In his provocative book, Harris contrasts this path of cultural evolution with an examination of the foundation of pre-modern societies, such as tribal or Islamic cultures ruled by “the law of the jungle.” Thus, hewing to tribal values, Islam is a totalitarian religious and political ideology that protects the ummah, or the Muslim world, from being undermined and preserves mandated tribal behaviors and beliefs. [emphasis added]. The fanaticism inherent in Islam produces a group allegiance that supersedes all other potential attachments. The tribal code and tribal cohesion takes precedence over anything else and a collective fanaticism fosters cultural protectionism. Harris maintains that it is impossible to appeal to a sense of reason in societies bound by fanaticism because enlightenment directly challenges and threatens their beliefs and very existence.

Another feature of tribal societies is the existence of religious authorities that control the populace and serve as their spokespeople. Fanatical intolerance demands that critics or apostates are shunned and condemned to death. There is no room for self-reflection. The only criticism permissible is that levied at “the other” or the non-believer. [emphasis added]. Ironically, the very qualities that are shunned and prohibited by cultures of reason are viewed as good and virtuous by fanatical cultures. In Islamic fundamentalist societies, the mullahs endeavor to fan the flames of fanaticism in order to make it more intense and powerful.

The principle of honor is of primary importance in radical Islamic cultures. The honor of the community must be protected at all costs and far exceeds any notion of the individual or of individual rights. Religious leaders, who view the world across a long-term time horizon, operate for the good of the ummah, the propagation of Islam over time and the enforcement of Islamic law.

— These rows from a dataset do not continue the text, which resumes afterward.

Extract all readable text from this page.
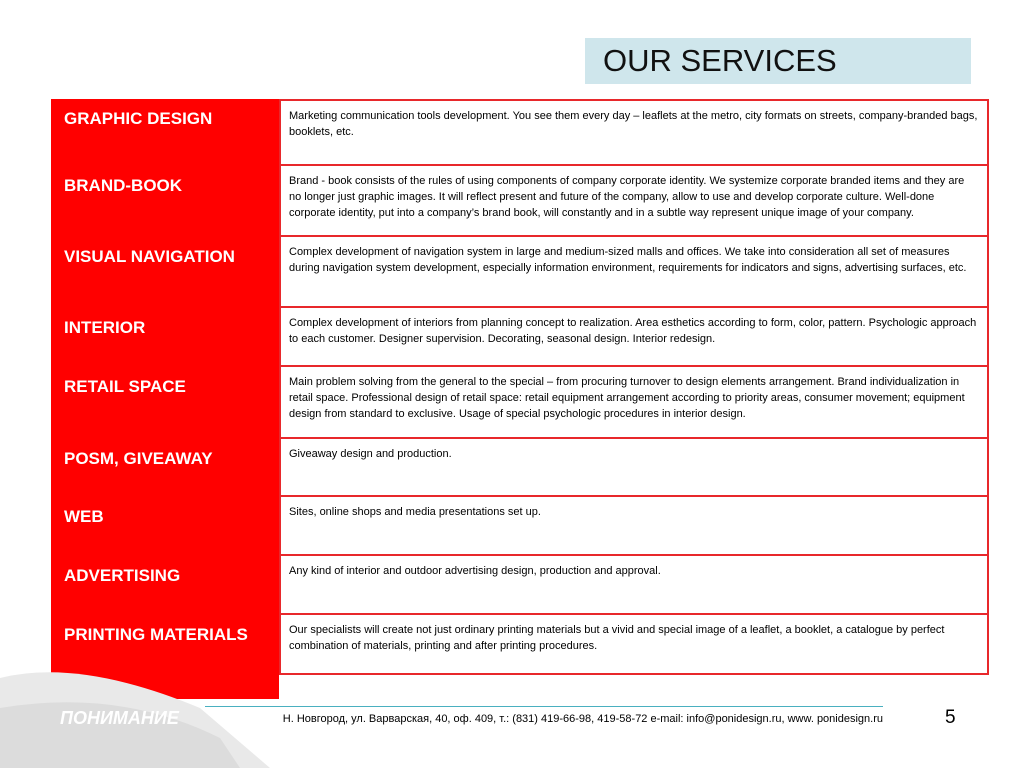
OUR SERVICES
GRAPHIC DESIGN	Marketing communication tools development. You see them every day – leaflets at the metro, city formats on streets, company-branded bags, booklets, etc.
BRAND-BOOK	Brand - book consists of the rules of using components of company corporate identity. We systemize corporate branded items and they are no longer just graphic images. It will reflect present and future of the company, allow to use and develop corporate culture. Well-done corporate identity, put into a company’s brand book, will constantly and in a subtle way represent unique image of your company.
VISUAL NAVIGATION	Complex development of navigation system in large and medium-sized malls and offices. We take into consideration all set of measures during navigation system development, especially information environment, requirements for indicators and signs, advertising surfaces, etc.
INTERIOR	Complex development of interiors from planning concept to realization. Area esthetics according to form, color, pattern. Psychologic approach to each customer. Designer supervision. Decorating, seasonal design. Interior redesign.
RETAIL SPACE	Main problem solving from the general to the special – from procuring turnover to design elements arrangement. Brand individualization in retail space. Professional design of retail space: retail equipment arrangement according to priority areas, consumer movement; equipment design from standard to exclusive. Usage of special psychologic procedures in interior design.
POSM, GIVEAWAY	Giveaway design and production.
WEB	Sites, online shops and media presentations set up.
ADVERTISING	Any kind of interior and outdoor advertising design, production and approval.
PRINTING MATERIALS	Our specialists will create not just ordinary printing materials but a vivid and special image of a leaflet, a booklet, a catalogue by perfect combination of materials, printing and after printing procedures.
ПОНИМАНИЕ	Н. Новгород, ул. Варварская, 40, оф. 409, т.: (831) 419-66-98, 419-58-72 e-mail: info@ponidesign.ru, www. ponidesign.ru	5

Tribal success hinges on the inculcation of a uniform system of steadfast shared values and of a sense of shame so deep and visceral that it is impervious to reason and makes death preferable to tribal code violations and the accompanying loss of collective honor. It solidifies a rigidly imposed “us vs. them” mindset in which “the other” is a cursed object of abject enmity. The faithful are indoctrinated and prepared to sacrifice themselves for furthering fanatic tribal goals. Martyrs for the cause are celebrated and elevated to a position of honor. [emphasis added] [ACT editor’s note: This helps explain why there are so few “moderate” Muslims willing to publicly criticize the core doctrine of Jihad in Islam – even here in the United States -- and why those who do are ostracized by the Islamic community. There are some who will denounce “terror” in a general sense, but it’s rare to find a Muslim who will renounce the numerous commands for Jihad in the Quran and the Hadiths.].